The Second Half’s Investment Shakeup Shiver

In the first half of the year emerging market debt and equity asset classes were up low to high single digits in benchmark indices, and combined fund flows were positive at around $40 billion, as early year euphoria gave way to solid performance expectations. Several months ago global investor surveys had the category as a runaway favorite versus developed markets, on the assumption the world’s major central banks would only marginally tighten liquidity, and the two largest economies the US and China could resolve trade and investment disputes over time. Developing market growth was projected at 4-5% on subdued inflation, as bank and non-bank deleveraging s continued after years of double-digit credit expansion. These trends remain largely intact with modifications for monetary pause or easing, as the decade-long cyclical recovery fades with additional tariff and non-tariff barrier drag for competitive and security reasons.
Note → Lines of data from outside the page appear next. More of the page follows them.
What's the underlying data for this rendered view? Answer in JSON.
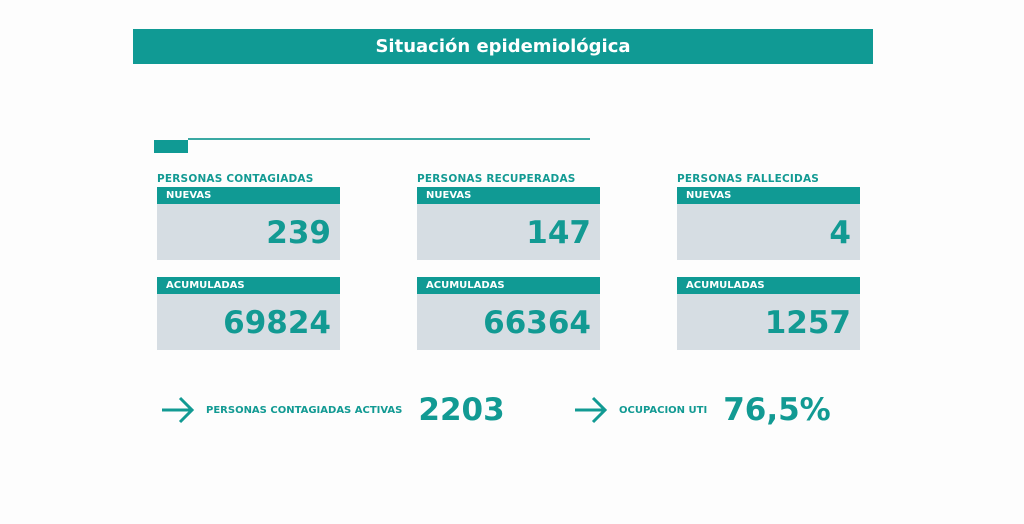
{
  "title": "Situación epidemiológica",
  "colors": {
    "accent": "#109a94",
    "box": "#d6dde3"
  },
  "columns": [
    {
      "category": "PERSONAS CONTAGIADAS",
      "new_label": "NUEVAS",
      "new_value": "239",
      "acc_label": "ACUMULADAS",
      "acc_value": "69824"
    },
    {
      "category": "PERSONAS RECUPERADAS",
      "new_label": "NUEVAS",
      "new_value": "147",
      "acc_label": "ACUMULADAS",
      "acc_value": "66364"
    },
    {
      "category": "PERSONAS FALLECIDAS",
      "new_label": "NUEVAS",
      "new_value": "4",
      "acc_label": "ACUMULADAS",
      "acc_value": "1257"
    }
  ],
  "summary": [
    {
      "label": "PERSONAS CONTAGIADAS ACTIVAS",
      "value": "2203",
      "icon": "arrow-right-icon"
    },
    {
      "label": "OCUPACION UTI",
      "value": "76,5%",
      "icon": "arrow-right-icon"
    }
  ]
}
Fund managers are comfortable with these scenarios, but admit that the prospect of emerging market currencies, which almost all fell against the dollar over the period, in the negotiating mix is an unprecedented allocation variable. The US Treasury Department has China and its Asian neighbors on a watch list for possible “manipulation” inviting retaliation, and an understanding was written into the new free trade pact with Mexico. The coordinated system established under Bretton Woods fell apart forty-five years ago as the institutions created then, the International Monetary Fund and World Bank, mark their 75th anniversary under leadership and mission transition affecting foreign direct and portfolio investment flows. The main index providers for core and frontier stocks, and local and external corporate and sovereign bonds, are also in reinvention mode to upset traditional practice, especially as passive exchange traded funds eat into active manager business. MSCI, at the same time it added Chinese “A” shares and Argentina and Saudi Arabia to the core market roster, issued a paper for the index’s 30th year of operation mulling future yardstick change.
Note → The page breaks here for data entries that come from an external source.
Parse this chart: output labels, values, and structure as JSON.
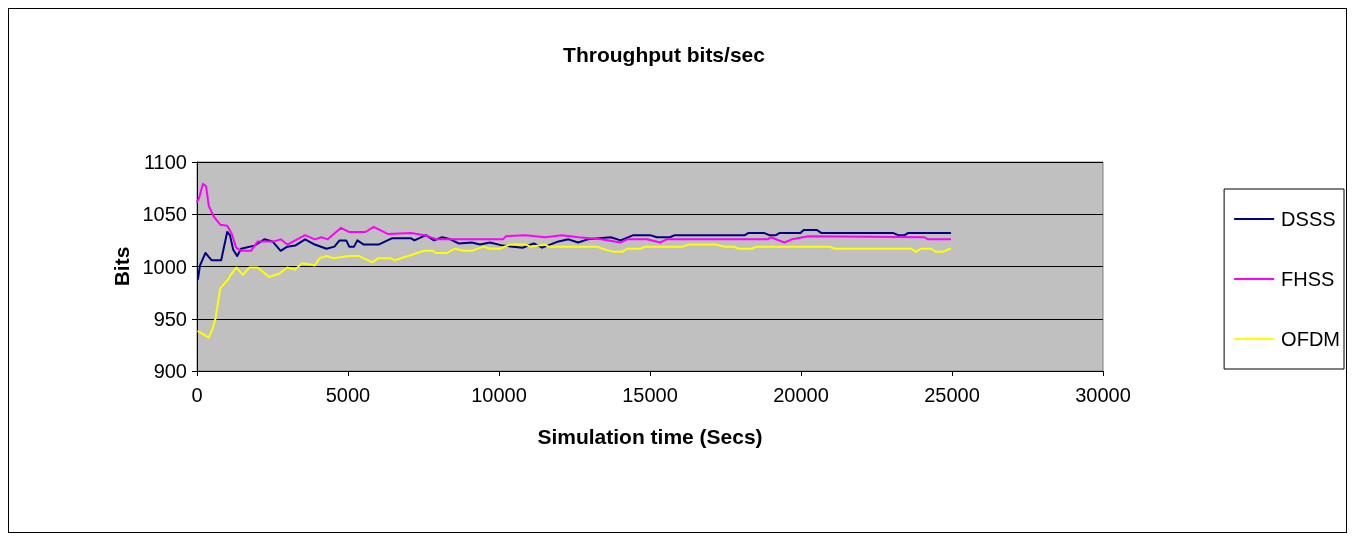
{
  "chart_data": {
    "type": "line",
    "title": "Throughput bits/sec",
    "xlabel": "Simulation time (Secs)",
    "ylabel": "Bits",
    "xlim": [
      0,
      30000
    ],
    "xticks": [
      0,
      5000,
      10000,
      15000,
      20000,
      25000,
      30000
    ],
    "ylim": [
      900,
      1100
    ],
    "yticks": [
      900,
      950,
      1000,
      1050,
      1100
    ],
    "grid": "y",
    "legend": "right",
    "marker": "none",
    "line_style": "solid",
    "series": [
      {
        "name": "DSSS",
        "color": "#000080",
        "x": [
          30,
          100,
          280,
          480,
          800,
          1000,
          1090,
          1200,
          1330,
          1460,
          1900,
          2230,
          2500,
          2770,
          2990,
          3250,
          3580,
          3900,
          4290,
          4550,
          4720,
          4940,
          5040,
          5200,
          5310,
          5520,
          6010,
          6450,
          7090,
          7200,
          7580,
          7850,
          8120,
          8390,
          8670,
          9100,
          9370,
          9700,
          10130,
          10780,
          11150,
          11430,
          11970,
          12300,
          12620,
          12940,
          13700,
          14030,
          14450,
          15000,
          15230,
          15660,
          15820,
          18140,
          18250,
          18790,
          18950,
          19170,
          19280,
          19980,
          20090,
          20520,
          20680,
          23060,
          23220,
          23430,
          23540,
          24940
        ],
        "values": [
          988,
          1001,
          1013,
          1006,
          1006,
          1033,
          1030,
          1016,
          1010,
          1017,
          1020,
          1026,
          1024,
          1015,
          1019,
          1020,
          1026,
          1021,
          1017,
          1019,
          1025,
          1025,
          1019,
          1019,
          1025,
          1021,
          1021,
          1027,
          1027,
          1025,
          1030,
          1025,
          1028,
          1026,
          1022,
          1023,
          1021,
          1023,
          1020,
          1018,
          1022,
          1018,
          1024,
          1026,
          1023,
          1026,
          1028,
          1025,
          1030,
          1030,
          1028,
          1028,
          1030,
          1030,
          1032,
          1032,
          1030,
          1030,
          1032,
          1032,
          1035,
          1035,
          1032,
          1032,
          1030,
          1030,
          1032,
          1032
        ]
      },
      {
        "name": "FHSS",
        "color": "#ff00ff",
        "x": [
          0,
          65,
          195,
          300,
          390,
          550,
          770,
          1000,
          1140,
          1300,
          1460,
          1790,
          2010,
          2550,
          2770,
          2990,
          3580,
          3900,
          4120,
          4330,
          4770,
          5040,
          5580,
          5850,
          6330,
          7090,
          7530,
          7950,
          10130,
          10230,
          10880,
          11530,
          12080,
          12630,
          13380,
          14030,
          14250,
          14900,
          15340,
          15550,
          18900,
          19000,
          19450,
          19700,
          20250,
          24090,
          24200,
          24940
        ],
        "values": [
          1062,
          1065,
          1079,
          1077,
          1058,
          1048,
          1040,
          1039,
          1032,
          1018,
          1015,
          1015,
          1024,
          1024,
          1026,
          1021,
          1030,
          1026,
          1028,
          1026,
          1037,
          1033,
          1033,
          1038,
          1031,
          1032,
          1030,
          1026,
          1026,
          1029,
          1030,
          1028,
          1030,
          1028,
          1026,
          1023,
          1026,
          1026,
          1023,
          1026,
          1026,
          1028,
          1023,
          1026,
          1029,
          1028,
          1026,
          1026
        ]
      },
      {
        "name": "OFDM",
        "color": "#ffff00",
        "x": [
          40,
          390,
          520,
          610,
          770,
          1040,
          1120,
          1300,
          1520,
          1730,
          2010,
          2390,
          2720,
          2990,
          3250,
          3470,
          3750,
          3900,
          4060,
          4290,
          4500,
          5040,
          5370,
          5800,
          6010,
          6390,
          6550,
          7530,
          7800,
          7910,
          8280,
          8550,
          8820,
          9100,
          9480,
          9700,
          10020,
          10350,
          10880,
          11040,
          11530,
          11640,
          13270,
          13420,
          13810,
          14070,
          14250,
          14680,
          14850,
          16090,
          16260,
          17180,
          17450,
          17770,
          17940,
          18370,
          18530,
          20950,
          21110,
          23650,
          23810,
          23970,
          24310,
          24470,
          24680,
          24940
        ],
        "values": [
          938,
          932,
          941,
          950,
          979,
          988,
          992,
          999,
          992,
          999,
          999,
          990,
          993,
          999,
          997,
          1003,
          1002,
          1001,
          1008,
          1010,
          1008,
          1010,
          1010,
          1004,
          1008,
          1008,
          1006,
          1015,
          1015,
          1013,
          1013,
          1017,
          1015,
          1015,
          1019,
          1017,
          1017,
          1021,
          1021,
          1019,
          1021,
          1019,
          1019,
          1017,
          1014,
          1014,
          1017,
          1017,
          1019,
          1019,
          1021,
          1021,
          1019,
          1019,
          1017,
          1017,
          1019,
          1019,
          1017,
          1017,
          1014,
          1017,
          1017,
          1014,
          1014,
          1017
        ]
      }
    ]
  }
}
The trade and supply chain threats under the Washington-Beijing standoff have been brewing for years, with most emerging economies promising to diversify the export-led growth model and forge new cross-border relationships. Investor preference now is for strong domestic consumption and investment stories, especially if the latter is private and for long-term infrastructure purposes. Vietnam is a popular Chinese assembly and manufacturing backstop since it stayed in the Trans-Pacific partnership despite Trump administration exit and just finalized a deal with the European Union. The EU, in turn, after decades of talks just reached a pact with Mercosur members Argentina and Brazil. Africa has generated excitement with ratification of a continental free trade zone, also envisioning small stock exchange integration.

These arrangements avoid currency questions that could imminently feature not only in the context of goods and services flows, but as historic dollar dominance and recent sanctions promote parallel channels. China and Russia within their own regions and the broader BRICS grouping intend to develop pure emerging market reserve pools for diplomatic and monetary protection. China was included in the IMF’s Special Drawing Rights basket, and other emerging markets have pressed for modification in standard criteria so they can be added on the way to a usable unit reflecting their share.

Portfolio managers into the second half of this year must also brace for reconstitution and consolidation of the multiple gauges for public asset classes, as private ones also enter the fold. MSCI acknowledges that its core benchmark is too Asia-driven, and JP Morgan has unified external corporate and sovereign listings, as it considers dropping heavyweights like South Korea from the former. Sponsors are working to develop hybrids mirroring multi-asset strategies, including for private equity without an existing measure. While the so-called trade war may soon trigger currency revolution, an internal industry one will equally shape near-term performance.